M.V : Quel conseil donneriez-vous à un étudiant sur le point d’entrer dans le «monde réel” de l’audiovisuel ?

S.L : C’est de très vite travailler, d’être très vite en pratique. D’observer de persévérer, se mettre très vite au travail, intégrer l’univers qu’on a envie de côtoyer via un stage même à titre bénévole et se rendre indispensable.

Regarder un maximum de films, être capable d’identifier ce qu’il veut faire . Prendre son téléphone pour filmer tout ce qu’il a envie de filmer, qu’il fasse très vite un court-métrage même s’il a pas de moyens.

Le conseil pour un futur producteur ou productrice c’est de toucher à tous les métiers de l’audiovisuel. Avant de devenir producteur, il faut passer par l’artistique, si on passe pas par l’artistique à ce moment-là le producteur a intérêt à s’associer avec une personne qui est passée par l’artistique.

M.V : Quel conseil devrait ignorer un futur réalisateur et producteur ?

S.L : Il ne faut pas écouter des gens négatifs.
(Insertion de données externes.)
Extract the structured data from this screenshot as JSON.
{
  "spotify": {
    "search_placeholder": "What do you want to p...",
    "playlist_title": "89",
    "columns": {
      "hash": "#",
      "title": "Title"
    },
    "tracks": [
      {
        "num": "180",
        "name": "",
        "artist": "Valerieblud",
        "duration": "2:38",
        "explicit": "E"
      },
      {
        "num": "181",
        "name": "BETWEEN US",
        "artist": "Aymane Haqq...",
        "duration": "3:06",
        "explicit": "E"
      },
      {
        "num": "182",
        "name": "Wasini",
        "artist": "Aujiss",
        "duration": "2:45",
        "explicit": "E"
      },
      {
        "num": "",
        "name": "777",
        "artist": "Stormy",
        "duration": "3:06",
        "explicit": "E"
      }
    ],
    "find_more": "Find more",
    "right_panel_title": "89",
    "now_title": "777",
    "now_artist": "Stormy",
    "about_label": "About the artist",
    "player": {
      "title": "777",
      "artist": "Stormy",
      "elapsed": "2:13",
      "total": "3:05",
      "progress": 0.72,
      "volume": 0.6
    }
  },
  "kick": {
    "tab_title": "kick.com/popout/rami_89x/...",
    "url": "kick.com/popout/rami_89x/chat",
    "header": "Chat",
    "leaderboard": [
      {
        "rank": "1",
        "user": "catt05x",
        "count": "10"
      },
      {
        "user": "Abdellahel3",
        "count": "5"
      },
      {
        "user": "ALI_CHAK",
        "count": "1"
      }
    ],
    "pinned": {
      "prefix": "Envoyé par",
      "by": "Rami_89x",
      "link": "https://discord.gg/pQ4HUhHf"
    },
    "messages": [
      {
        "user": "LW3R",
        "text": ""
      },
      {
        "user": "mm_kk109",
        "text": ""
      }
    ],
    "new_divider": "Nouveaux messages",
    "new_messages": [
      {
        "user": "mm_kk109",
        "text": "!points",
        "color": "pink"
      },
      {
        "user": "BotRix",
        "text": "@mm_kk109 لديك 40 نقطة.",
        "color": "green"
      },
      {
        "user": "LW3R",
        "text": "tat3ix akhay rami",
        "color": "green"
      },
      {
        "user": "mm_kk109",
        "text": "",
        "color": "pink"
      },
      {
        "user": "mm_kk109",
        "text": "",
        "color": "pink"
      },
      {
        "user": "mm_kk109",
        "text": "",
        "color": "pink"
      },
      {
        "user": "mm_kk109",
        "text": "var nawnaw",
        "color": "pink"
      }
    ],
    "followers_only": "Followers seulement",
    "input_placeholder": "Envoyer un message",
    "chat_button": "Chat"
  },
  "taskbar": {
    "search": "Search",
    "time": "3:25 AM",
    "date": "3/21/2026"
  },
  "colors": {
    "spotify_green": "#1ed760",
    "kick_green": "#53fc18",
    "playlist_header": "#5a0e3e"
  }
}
De manière générale les gens qui sont dans la négativité, ou qui disent que c’est impossible, il faut les fuir.

Moi je n’écoute que les gens qui me disent : “c’est possible”.

Les gens négatifs il faut les fuir. Après si c’est un proche, faut tout de même les écouter et tenter de comprendre leurs arguments. Mais je trouve cela malveillant ceux qui se risquent à dire à ceux qui mettent leur coeur dans leur passion, d’abandonner. Pour l’instant, j’ai de la chance, personne ne me la suggéré.